To put it mildly, the Hansberrys and Chicago’s Daley administration did not get along, and the subsequent tension and legal wrangling lends a compelling heart to this biography. If you know anything about Lorraine Hansberry, you know “Raisin in the Sun” — about a Black family that moves into a South Side neighborhood and struggles against housing discrimination as they aspire to middle-class lives — was based on her family. Her father, Carl, “came to Chicago intending to be a big success, and he was,” Shields said. His father had been a professor of ancient history in Mississippi, his mother made sure her children went to prep school. The family were Republicans, even as Black families were leaving for the Democrats. In Chicago, Carl ran a Blank-owned bank (that closed during the Red Summer of 1919), then realized a talent for real estate.
Specifically, he would attempt to break the practice of restrictive covenants, which denied housing to middle-class Black families (like the Hansberrys) eager to move into new neighborhoods. Long story short: The family buys real estate in Woodlawn, and then face a lawsuit brought by the Woodlawn Property Owners Association. The case goes to the Supreme Court. Carl, who anticipated all of this, wins. Soon, he is drafting off confidence, becoming an influential, society-minded building owner — whose own questionable tactics become a target for City Hall. Previous Hansberry biographers, Shields notes, couched these troubles as the result of vindictive, racist local officials.

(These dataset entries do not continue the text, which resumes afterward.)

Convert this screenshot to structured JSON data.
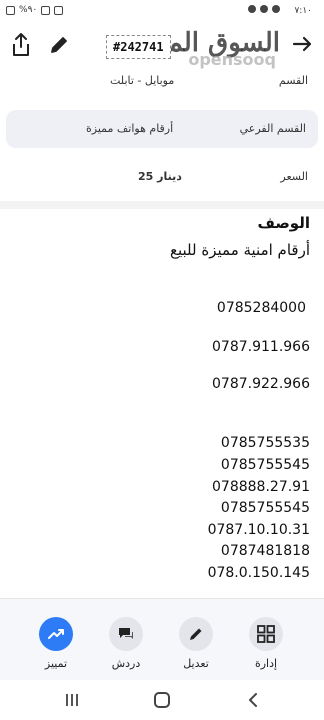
{
  "status_bar": {
    "time": "٧:١٠",
    "left_text": "%٩٠"
  },
  "top_bar": {
    "ad_id": "#242741",
    "logo_text": "السوق المفتوح",
    "logo_sub": "opensooq"
  },
  "details": {
    "section_label": "القسم",
    "section_value": "موبايل - تابلت",
    "subsection_label": "القسم الفرعي",
    "subsection_value": "أرقام هواتف مميزة",
    "price_label": "السعر",
    "price_value": "25 دينار"
  },
  "description": {
    "title": "الوصف",
    "lines": [
      "أرقام امنية مميزة للبيع",
      "0785284000",
      "0787.911.966",
      "0787.922.966",
      "0785755535",
      "0785755545",
      "078888.27.91",
      "0785755545",
      "0787.10.10.31",
      "0787481818",
      "078.0.150.145"
    ]
  },
  "actions": {
    "manage": "إدارة",
    "edit": "تعديل",
    "chat": "دردش",
    "promote": "تمييز",
    "accent_color": "#2d7cf6"
  }
}
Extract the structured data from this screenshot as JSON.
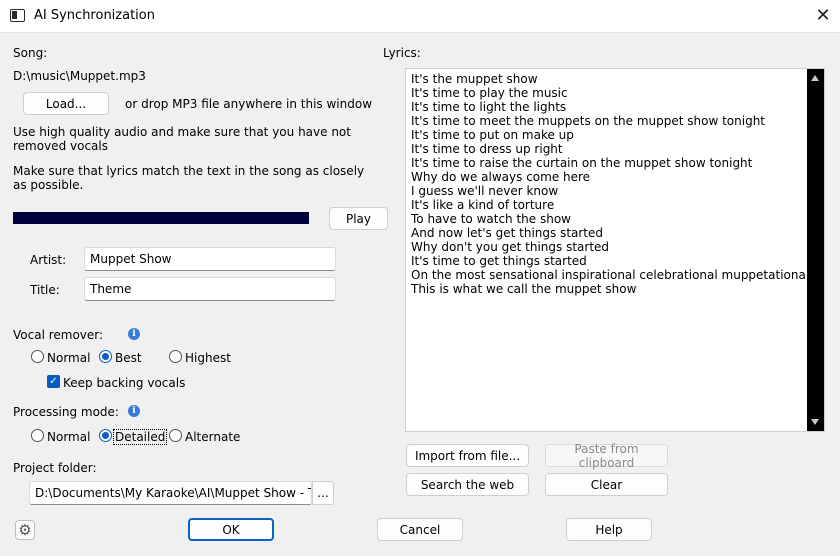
{
  "window": {
    "title": "AI Synchronization"
  },
  "song": {
    "label": "Song:",
    "path": "D:\\music\\Muppet.mp3",
    "load_label": "Load...",
    "drop_hint": "or drop MP3 file anywhere in this window",
    "hint1_line1": "Use high quality audio and make sure that you have not",
    "hint1_line2": "removed vocals",
    "hint2_line1": "Make sure that lyrics match the text in the song as closely",
    "hint2_line2": "as possible.",
    "play_label": "Play"
  },
  "artist": {
    "label": "Artist:",
    "value": "Muppet Show"
  },
  "title": {
    "label": "Title:",
    "value": "Theme"
  },
  "vocal_remover": {
    "label": "Vocal remover:",
    "options": [
      "Normal",
      "Best",
      "Highest"
    ],
    "selected": "Best",
    "keep_backing": "Keep backing vocals"
  },
  "processing": {
    "label": "Processing mode:",
    "options": [
      "Normal",
      "Detailed",
      "Alternate"
    ],
    "selected": "Detailed"
  },
  "project": {
    "label": "Project folder:",
    "value": "D:\\Documents\\My Karaoke\\AI\\Muppet Show - T",
    "browse": "..."
  },
  "lyrics": {
    "label": "Lyrics:",
    "text": "It's the muppet show\nIt's time to play the music\nIt's time to light the lights\nIt's time to meet the muppets on the muppet show tonight\nIt's time to put on make up\nIt's time to dress up right\nIt's time to raise the curtain on the muppet show tonight\nWhy do we always come here\nI guess we'll never know\nIt's like a kind of torture\nTo have to watch the show\nAnd now let's get things started\nWhy don't you get things started\nIt's time to get things started\nOn the most sensational inspirational celebrational muppetational\nThis is what we call the muppet show",
    "import_label": "Import from file...",
    "paste_label": "Paste from clipboard",
    "search_label": "Search the web",
    "clear_label": "Clear"
  },
  "footer": {
    "ok": "OK",
    "cancel": "Cancel",
    "help": "Help"
  }
}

But “Lorraine Hansberry: The Life Behind a Raisin in the Sun” wonders, and often documents, how opposing thoughts can be true at the same time. Discriminatory housing practices would not go quietly, but also, the Hansberrys were not sterling landlords. Lorraine — whose name is often attached to their holdings and gets asked by journalists if she herself is now a slumlord — eventually instructs her attorney to put legal distance between herself and her family’s business. She was growing famous. She died soon after. She loved Chicago, but called it dismal, dirty, “Dreiser-esque.” She loved the lake and the wind, but characterized herself as the product of a South Side “caldron.” She returned one Christmas and found the homecoming nostalgic, but also, troubling.
She went back to New York, but she had a good idea for a new play.